Al poco rato, quiso rezar y se arrodilló en medio del campo, exclamando:
Señor, esta mañana te he buscado y no te he podido encontrar. Quería verte para hablar contigo.
Y el Señor le contestó:
Yo te pedí ayuda, pero estabas demasiado ocupado y no me la diste.
- Una vez, un hombre se presentó ante el juicio de Dios y le dijo: Señor, he cumplido todas tus leyes y he vivido de acuerdo a tus mandamientos. No he hecho nada malo. Mis manos están limpias. Sí, le dijo Dios, tus manos están limpias, pero están vacías. ¿Qué has hecho tú por los demás? No basta no haber hecho nada malo, hay que hacer muchas cosas buenas por ellos.
¡Qué tristeza, cuando en vez de ayudar y animar, dejamos morir a otros por nuestra comodidad o indiferencia!
- En una ocasión, se acercó un periodista a una niña esquimal, que amaba entrañablemente a Dios, y le preguntó:
¿Tú crees en Dios?
Sí, yo creo en Dios.
¿Crees que Dios te ama?
Sí, creo que Dios me ama.
Si crees que Dios existe y que Dios te ama, ¿por qué no te cuida y te envía suficientes alimentos y ropa para que no pases hambre ni frío?
Yo creo que Dios le mandó a alguien que me trajese esas cosas.
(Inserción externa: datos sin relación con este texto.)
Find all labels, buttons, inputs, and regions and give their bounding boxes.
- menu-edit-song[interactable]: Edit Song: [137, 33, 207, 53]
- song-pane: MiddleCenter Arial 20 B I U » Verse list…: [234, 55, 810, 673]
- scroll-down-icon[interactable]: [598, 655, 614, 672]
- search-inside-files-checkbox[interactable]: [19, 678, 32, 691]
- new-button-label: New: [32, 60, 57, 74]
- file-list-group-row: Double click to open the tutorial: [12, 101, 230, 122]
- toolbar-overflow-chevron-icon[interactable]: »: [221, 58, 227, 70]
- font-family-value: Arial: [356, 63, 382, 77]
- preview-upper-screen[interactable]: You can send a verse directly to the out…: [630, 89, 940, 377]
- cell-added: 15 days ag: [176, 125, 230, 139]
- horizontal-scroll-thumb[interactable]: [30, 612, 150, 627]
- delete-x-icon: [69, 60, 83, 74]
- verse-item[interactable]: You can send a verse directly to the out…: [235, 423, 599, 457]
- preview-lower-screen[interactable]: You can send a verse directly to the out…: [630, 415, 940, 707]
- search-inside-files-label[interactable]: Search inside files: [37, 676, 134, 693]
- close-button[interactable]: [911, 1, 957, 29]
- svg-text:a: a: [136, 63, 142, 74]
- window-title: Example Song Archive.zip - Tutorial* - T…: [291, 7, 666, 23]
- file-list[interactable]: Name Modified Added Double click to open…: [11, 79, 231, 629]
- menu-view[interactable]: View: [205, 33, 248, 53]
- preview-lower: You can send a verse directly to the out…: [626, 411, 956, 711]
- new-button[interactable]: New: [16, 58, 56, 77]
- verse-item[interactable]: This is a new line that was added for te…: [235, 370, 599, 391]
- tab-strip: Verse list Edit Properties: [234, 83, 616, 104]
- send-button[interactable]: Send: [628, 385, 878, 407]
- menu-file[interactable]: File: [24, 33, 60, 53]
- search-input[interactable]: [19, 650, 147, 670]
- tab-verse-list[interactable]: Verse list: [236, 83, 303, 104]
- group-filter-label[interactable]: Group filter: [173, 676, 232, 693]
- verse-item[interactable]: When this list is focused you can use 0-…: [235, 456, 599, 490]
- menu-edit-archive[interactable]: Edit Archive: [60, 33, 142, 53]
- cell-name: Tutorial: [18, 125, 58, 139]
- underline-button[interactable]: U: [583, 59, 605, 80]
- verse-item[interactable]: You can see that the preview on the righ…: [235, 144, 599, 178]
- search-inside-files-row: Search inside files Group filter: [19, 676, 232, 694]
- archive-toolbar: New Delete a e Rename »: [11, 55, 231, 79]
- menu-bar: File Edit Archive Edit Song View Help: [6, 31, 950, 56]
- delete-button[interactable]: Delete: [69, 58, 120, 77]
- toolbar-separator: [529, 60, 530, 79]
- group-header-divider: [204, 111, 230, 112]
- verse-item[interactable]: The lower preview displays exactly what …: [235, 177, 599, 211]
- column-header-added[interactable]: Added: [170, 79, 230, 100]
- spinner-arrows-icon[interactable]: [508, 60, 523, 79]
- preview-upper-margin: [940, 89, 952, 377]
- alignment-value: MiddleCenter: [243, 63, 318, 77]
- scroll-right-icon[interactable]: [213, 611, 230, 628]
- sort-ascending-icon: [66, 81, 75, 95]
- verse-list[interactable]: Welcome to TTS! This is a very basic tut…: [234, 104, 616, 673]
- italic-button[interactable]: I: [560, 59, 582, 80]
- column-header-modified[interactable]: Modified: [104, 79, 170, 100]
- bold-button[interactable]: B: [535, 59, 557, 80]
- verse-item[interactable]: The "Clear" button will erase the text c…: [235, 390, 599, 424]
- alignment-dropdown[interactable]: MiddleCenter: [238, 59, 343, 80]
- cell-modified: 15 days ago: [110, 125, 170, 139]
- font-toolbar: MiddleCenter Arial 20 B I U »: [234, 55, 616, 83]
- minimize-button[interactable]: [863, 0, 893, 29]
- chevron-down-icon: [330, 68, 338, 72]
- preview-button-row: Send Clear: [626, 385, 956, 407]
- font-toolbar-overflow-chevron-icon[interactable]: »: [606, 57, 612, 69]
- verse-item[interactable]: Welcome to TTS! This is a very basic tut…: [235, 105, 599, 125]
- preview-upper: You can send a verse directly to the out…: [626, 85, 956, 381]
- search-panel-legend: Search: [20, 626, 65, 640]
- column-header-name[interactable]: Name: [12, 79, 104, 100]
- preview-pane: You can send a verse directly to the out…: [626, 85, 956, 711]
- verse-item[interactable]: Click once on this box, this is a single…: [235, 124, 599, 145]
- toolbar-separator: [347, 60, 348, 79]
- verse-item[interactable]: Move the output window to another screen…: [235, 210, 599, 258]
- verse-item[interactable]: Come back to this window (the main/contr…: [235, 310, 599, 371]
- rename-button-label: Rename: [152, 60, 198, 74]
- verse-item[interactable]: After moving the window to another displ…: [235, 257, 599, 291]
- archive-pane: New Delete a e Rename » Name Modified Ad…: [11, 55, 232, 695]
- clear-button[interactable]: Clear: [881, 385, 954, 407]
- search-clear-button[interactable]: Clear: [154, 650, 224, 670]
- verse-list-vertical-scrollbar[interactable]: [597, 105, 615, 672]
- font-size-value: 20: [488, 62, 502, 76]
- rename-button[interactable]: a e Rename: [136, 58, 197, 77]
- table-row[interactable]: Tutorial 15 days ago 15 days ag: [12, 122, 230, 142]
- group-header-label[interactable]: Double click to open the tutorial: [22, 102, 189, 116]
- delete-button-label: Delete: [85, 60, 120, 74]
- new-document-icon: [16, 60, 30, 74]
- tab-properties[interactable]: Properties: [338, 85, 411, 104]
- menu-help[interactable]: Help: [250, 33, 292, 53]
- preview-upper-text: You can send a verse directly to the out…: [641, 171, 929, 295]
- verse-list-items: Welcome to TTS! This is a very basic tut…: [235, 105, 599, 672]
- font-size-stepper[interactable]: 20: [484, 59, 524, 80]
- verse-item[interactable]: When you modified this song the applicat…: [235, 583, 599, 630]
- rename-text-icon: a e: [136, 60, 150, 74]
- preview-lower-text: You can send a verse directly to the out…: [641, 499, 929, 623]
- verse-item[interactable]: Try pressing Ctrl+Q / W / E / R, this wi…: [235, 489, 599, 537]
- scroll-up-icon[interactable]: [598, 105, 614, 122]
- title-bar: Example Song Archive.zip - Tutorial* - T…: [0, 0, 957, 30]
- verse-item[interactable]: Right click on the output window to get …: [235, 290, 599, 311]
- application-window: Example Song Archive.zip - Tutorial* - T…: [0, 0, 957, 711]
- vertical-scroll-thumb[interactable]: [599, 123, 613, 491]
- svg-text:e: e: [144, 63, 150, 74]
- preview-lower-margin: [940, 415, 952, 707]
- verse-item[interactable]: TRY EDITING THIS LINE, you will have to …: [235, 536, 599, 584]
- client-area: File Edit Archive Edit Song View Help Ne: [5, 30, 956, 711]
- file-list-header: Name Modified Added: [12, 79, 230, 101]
Pero él le dijo No a Dios.
Maravillosa respuesta de una niña sin estudios, pero que indica que, muchas veces, somos nosotros los que no obedecemos a Dios para ayudar a los necesitados.
Cuenta la Madre Teresa de Calcuta: Un día, yendo por la calle, me encontré con una niña, que estaba tosiendo y casi muerta de frío, con un vestido roto y sucio. Pedía limosna con cara de hambre. Todos pasaban de largo. Aquel espectáculo me conmovió y me hizo exclamar interiormente: Pero ¿cómo Dios permite esto? ¿Por qué no hace algo para que esto no suceda? De momento, la pregunta quedó sin respuesta; pero, por la noche, en el silencio de mi habitación, pude oír la voz de Dios que me decía: Claro que hice algo para solucionar estos casos, te he hecho a ti.